Sunday, December 4, 2016

Thirty-One Days of CCS #4: Reilly Hadden

Reilly Hadden continues to center his comics around his Astral Birth Canal universe, a bizarre and frequently absurd fantasy world that continues to expand from issue to issue. The loose threads that Hadden has been casting since the first issue in what seemed to be an improvisational fashion are slowly being drawn together, even as his storytelling and drawing continue to tighten up from issue to issue. Hadden has created a world where he can do anything, from conjuring up an epic, visceral and slightly silly battle to veering off to a far corner to see how one character is feeling at that moment. It gives these comics an elastic quality, knowing that while it's set in a fantasy world, Hadden might be telling a slice-of-life story just as easily as he might be depicting psychedelic weirdness. And of course, none of these possibilities are mutually exclusive.

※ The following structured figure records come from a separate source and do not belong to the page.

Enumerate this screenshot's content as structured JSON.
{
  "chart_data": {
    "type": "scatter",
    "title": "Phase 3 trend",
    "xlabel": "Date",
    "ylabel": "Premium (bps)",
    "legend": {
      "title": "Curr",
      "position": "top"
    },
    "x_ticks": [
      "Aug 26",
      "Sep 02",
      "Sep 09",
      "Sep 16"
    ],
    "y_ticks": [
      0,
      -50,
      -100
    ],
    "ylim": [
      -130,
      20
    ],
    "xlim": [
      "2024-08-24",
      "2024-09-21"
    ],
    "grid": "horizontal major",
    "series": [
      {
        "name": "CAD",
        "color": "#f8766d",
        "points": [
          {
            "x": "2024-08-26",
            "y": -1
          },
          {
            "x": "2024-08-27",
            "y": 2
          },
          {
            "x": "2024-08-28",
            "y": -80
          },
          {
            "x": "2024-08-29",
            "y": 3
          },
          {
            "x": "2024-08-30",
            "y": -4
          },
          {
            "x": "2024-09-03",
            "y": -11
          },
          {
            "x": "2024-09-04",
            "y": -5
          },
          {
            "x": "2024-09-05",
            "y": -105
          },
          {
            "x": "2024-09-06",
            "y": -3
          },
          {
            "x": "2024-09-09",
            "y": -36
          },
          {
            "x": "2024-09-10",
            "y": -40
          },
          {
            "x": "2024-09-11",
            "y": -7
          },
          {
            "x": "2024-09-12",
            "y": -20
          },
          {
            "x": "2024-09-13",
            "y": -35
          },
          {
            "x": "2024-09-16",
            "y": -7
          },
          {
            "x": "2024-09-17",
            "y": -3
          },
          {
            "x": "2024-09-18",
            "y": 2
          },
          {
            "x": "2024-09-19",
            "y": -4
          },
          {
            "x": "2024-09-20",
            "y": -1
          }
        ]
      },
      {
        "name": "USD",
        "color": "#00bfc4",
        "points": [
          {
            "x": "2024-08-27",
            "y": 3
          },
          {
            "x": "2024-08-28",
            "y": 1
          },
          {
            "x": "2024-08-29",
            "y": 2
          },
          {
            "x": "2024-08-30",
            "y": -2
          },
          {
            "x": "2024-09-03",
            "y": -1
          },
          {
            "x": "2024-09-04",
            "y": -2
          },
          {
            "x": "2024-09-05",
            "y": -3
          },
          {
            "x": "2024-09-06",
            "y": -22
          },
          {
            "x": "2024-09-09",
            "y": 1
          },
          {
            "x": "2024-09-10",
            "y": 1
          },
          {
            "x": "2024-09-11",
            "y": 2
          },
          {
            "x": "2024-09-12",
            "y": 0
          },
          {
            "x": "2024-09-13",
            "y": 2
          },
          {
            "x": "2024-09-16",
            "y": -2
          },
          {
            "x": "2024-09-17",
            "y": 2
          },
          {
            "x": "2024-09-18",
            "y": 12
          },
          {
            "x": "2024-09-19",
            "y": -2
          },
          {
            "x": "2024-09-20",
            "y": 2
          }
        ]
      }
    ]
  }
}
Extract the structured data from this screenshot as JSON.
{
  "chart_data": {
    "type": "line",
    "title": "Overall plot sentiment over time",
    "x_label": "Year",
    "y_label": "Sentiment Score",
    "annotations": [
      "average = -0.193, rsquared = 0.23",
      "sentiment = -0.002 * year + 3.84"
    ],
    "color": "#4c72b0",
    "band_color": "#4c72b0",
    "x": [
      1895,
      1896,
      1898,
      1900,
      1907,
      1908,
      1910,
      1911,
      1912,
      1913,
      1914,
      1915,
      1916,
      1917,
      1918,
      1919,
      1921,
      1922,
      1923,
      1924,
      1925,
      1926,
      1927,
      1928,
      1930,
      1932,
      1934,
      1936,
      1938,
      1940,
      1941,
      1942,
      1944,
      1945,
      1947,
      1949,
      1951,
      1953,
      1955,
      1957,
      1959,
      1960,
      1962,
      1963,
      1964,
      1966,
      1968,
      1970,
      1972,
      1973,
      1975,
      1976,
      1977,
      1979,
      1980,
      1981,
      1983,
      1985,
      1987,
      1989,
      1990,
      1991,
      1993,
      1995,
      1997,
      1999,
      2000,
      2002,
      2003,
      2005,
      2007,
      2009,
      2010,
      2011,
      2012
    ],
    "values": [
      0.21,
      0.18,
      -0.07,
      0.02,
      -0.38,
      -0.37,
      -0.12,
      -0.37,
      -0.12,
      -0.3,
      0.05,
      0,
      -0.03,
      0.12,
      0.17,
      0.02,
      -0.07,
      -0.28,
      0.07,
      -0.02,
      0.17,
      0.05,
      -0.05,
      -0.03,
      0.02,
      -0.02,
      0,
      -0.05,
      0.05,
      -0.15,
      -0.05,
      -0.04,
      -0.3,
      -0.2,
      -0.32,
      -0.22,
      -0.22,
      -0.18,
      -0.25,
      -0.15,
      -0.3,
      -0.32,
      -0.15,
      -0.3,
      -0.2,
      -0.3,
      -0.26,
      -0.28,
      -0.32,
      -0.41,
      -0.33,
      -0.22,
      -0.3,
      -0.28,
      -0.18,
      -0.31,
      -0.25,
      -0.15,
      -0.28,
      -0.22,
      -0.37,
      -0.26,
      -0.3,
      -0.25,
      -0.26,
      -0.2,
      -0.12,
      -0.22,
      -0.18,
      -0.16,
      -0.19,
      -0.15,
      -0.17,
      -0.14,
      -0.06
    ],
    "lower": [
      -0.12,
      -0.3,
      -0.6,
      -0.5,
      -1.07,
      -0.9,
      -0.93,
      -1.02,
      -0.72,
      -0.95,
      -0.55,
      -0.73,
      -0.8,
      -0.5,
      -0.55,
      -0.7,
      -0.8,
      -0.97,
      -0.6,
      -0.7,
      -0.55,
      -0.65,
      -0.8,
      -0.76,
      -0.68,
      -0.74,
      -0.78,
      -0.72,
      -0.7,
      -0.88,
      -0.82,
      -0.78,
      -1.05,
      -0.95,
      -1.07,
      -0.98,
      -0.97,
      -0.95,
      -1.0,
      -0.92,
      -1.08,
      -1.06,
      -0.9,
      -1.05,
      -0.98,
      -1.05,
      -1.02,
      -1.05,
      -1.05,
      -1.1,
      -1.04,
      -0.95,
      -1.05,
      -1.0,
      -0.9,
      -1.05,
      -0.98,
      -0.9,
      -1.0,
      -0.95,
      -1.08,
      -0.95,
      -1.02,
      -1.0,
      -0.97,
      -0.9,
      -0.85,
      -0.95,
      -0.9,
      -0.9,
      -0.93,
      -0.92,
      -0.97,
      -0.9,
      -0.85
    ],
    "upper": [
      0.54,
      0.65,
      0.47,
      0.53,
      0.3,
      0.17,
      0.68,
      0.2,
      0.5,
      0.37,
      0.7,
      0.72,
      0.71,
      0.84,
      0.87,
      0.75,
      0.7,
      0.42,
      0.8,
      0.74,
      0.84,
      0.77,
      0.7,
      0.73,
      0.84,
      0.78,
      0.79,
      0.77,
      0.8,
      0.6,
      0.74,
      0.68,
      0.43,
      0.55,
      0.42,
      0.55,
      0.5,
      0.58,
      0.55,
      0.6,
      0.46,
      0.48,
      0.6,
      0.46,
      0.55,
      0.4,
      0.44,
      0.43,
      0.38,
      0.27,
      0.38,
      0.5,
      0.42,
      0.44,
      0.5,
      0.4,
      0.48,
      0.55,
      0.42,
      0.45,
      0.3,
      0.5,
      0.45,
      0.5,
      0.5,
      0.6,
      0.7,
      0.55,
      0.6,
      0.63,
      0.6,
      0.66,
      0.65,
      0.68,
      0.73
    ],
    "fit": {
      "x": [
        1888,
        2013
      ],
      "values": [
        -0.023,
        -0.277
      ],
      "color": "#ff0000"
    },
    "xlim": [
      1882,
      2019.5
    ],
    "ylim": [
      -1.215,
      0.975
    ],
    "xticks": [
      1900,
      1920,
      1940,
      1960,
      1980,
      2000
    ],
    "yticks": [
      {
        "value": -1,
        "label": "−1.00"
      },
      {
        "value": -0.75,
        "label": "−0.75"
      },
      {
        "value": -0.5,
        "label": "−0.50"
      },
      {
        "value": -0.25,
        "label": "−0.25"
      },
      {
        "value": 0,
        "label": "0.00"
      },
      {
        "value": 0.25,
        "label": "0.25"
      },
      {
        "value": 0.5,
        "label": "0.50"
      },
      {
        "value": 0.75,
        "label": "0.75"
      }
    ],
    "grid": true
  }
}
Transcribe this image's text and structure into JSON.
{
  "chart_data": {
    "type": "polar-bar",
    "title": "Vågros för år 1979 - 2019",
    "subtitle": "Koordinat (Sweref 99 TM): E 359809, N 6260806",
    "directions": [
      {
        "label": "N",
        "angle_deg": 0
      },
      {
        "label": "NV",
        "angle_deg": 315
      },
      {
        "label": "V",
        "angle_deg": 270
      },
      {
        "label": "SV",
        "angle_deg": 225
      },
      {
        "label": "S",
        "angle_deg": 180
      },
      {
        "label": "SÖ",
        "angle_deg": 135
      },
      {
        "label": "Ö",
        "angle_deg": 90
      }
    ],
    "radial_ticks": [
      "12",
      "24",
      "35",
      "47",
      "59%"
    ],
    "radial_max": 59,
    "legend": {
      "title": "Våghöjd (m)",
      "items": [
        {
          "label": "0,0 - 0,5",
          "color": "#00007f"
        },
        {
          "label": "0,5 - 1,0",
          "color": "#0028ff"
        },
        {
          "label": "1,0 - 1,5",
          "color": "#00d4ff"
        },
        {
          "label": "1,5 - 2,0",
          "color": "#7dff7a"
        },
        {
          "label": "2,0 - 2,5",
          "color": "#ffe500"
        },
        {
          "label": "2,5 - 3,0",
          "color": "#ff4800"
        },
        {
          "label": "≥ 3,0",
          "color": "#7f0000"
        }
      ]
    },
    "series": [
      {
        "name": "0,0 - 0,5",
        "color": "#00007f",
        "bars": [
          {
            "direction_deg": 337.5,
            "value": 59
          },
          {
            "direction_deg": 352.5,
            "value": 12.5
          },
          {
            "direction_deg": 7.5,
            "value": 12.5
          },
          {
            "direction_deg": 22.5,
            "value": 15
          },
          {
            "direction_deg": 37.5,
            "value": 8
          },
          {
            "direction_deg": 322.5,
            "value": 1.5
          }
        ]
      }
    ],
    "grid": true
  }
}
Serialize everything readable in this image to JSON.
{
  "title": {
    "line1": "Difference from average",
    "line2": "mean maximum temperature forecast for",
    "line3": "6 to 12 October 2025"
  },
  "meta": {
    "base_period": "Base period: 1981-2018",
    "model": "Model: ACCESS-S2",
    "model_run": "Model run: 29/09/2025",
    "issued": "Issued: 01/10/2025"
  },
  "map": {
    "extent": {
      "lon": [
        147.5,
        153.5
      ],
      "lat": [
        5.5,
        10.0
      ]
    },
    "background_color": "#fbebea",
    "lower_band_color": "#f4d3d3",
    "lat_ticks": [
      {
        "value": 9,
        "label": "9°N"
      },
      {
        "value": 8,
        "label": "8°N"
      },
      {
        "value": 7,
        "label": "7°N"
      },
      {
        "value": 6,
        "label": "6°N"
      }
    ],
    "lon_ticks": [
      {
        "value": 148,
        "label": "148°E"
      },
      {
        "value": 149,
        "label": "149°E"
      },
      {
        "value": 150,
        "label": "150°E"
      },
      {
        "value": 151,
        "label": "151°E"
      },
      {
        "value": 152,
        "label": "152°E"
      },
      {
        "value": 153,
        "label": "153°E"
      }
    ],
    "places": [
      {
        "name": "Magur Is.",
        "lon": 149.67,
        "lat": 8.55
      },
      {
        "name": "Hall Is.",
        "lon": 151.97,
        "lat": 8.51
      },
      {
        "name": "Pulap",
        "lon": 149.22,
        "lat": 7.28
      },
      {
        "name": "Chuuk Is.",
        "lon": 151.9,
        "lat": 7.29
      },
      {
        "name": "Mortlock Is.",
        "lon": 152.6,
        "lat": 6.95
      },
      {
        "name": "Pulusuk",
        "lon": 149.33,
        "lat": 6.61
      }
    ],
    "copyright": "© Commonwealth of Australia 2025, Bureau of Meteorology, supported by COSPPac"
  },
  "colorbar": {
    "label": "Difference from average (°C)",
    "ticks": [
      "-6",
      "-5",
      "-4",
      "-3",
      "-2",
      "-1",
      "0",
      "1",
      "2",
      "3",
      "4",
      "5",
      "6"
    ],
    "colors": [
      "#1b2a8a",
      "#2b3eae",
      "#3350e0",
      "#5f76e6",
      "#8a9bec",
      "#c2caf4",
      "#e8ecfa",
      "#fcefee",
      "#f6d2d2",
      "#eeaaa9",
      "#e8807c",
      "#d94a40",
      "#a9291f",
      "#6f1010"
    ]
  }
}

The fifth issue introduces the "bear bus" in a sequence that contains a stick figure girl as well as a highly detailed and slightly grotesque drawing a of a bear bus driver. Hadden loves cognitive dissonance in his narratives and is able to produce that effect with both his drawings as well as the narrative tone. The fairy tale tone of the story and some of its characters is offset by the ever-increasing sense of weirdness and dread as the story proceeds, especially when the dialogue from seemingly-benign characters grows ever more bizarre. This story's destination, Land Grove, is exactly where the reader has been since issue one, and chapter two of the book reintroduces a human girl and the bird-girl friend she made. When last seen, the bird girl had had her beak ripped off her face by a frightening figure, and so the other girl replaced it using a sno-cone and some string. Hadden here uses the thinnest of lines and a great deal of white negative space to create an airy, strange atmosphere in a minimalist setting. The reader also gets a brief taste of a fight between Edward, son of Bork, against the Mega-Rat and the Rat-Snake-Man who turns into the Snake-Rat-Man. It's both a total lark on the part of the artist and a carefully constructed craft experiment. The final story involves a couple leaving their world thanks to climbing onto huge but harmless creatures who shed their bodies and go out into space. The story is unconnected (for the moment) to anything else in the series, yet the kind of logic used in its progression is the sort that's been the rule for the whole series, and it has the additional feature of being emotionally compelling as we follow the couple's ultimate fate.

Issue six features a long, funny battle with Edward and his opponents, making use of its backgrounds like a breezier Mat Brinkman comic. Again, the dominant visual on a Hadden page is not just what he draws, but what he doesn't draw: wide amounts of space. Just like in the segment where we catch up on bird girl and the adventurer, Hadden builds up "the Mighty Bird five", a powerful group of heroes sent to hunt after that, only to have them killed in a single stroke by the real creature that's hunting them. Hadden uses a kind of shaggy dog joke with a horrific punchline, once again keeping the reader off-balance. In the same way, the reader is surprised that just when it looks like Edward is going to get killed, one of his enemies does something surprising and flips the narrative around introduces an entirely new element. This issue also features side stories from John Carvajal and Hannah Kaplan. Both stories juxtapose the familiar against the strange, as Carvajal's is about a father and son explorer team finding a sleeping creature, discovering a gateway in its navel, and then disappearing as the creature barely notices their existence. The latter features a picnic where a sentient pizza's pieces are having a debate about moral philosophy before being eaten, but Kaplan makes it clear that the pizza is having an effect on those who ate it, both in terms of their words and their appearance. Both have a visual approach utterly different from Hadden's, as Carvajal favors a lot of spotting blacks to give his figures some more weight, while Kaplan fleshes out her more realistically drawn figures with a greyscale that slowly builds atmosphere. James Sturm adds a strip featuring the stick-figure girl from the first chapter that's drawn more in Hadden's style than Sturm's.

In The Grass is a short Hadden mini set in the same world. In it, we see a humanoid figure desperately trying to hunt down its dinner and failing. There's a narrative in the form of a letter that seems like it's written in the hand of the protagonist that's all about missing a friend and partly envying their freedom but also warning that what they're doing is a mistake that's too late to rectify. At the end, after a comic worth's of travails, it's revealed that the letter is about this figure, and he reads it again when he arrives home, knowing that he's made a tremendous mistake. It's cleverly-paced slice-of-life fiction disguised as a fantasy story and shows just how versatile Hadden is as a storyteller, even when working within the same milieu the entire time.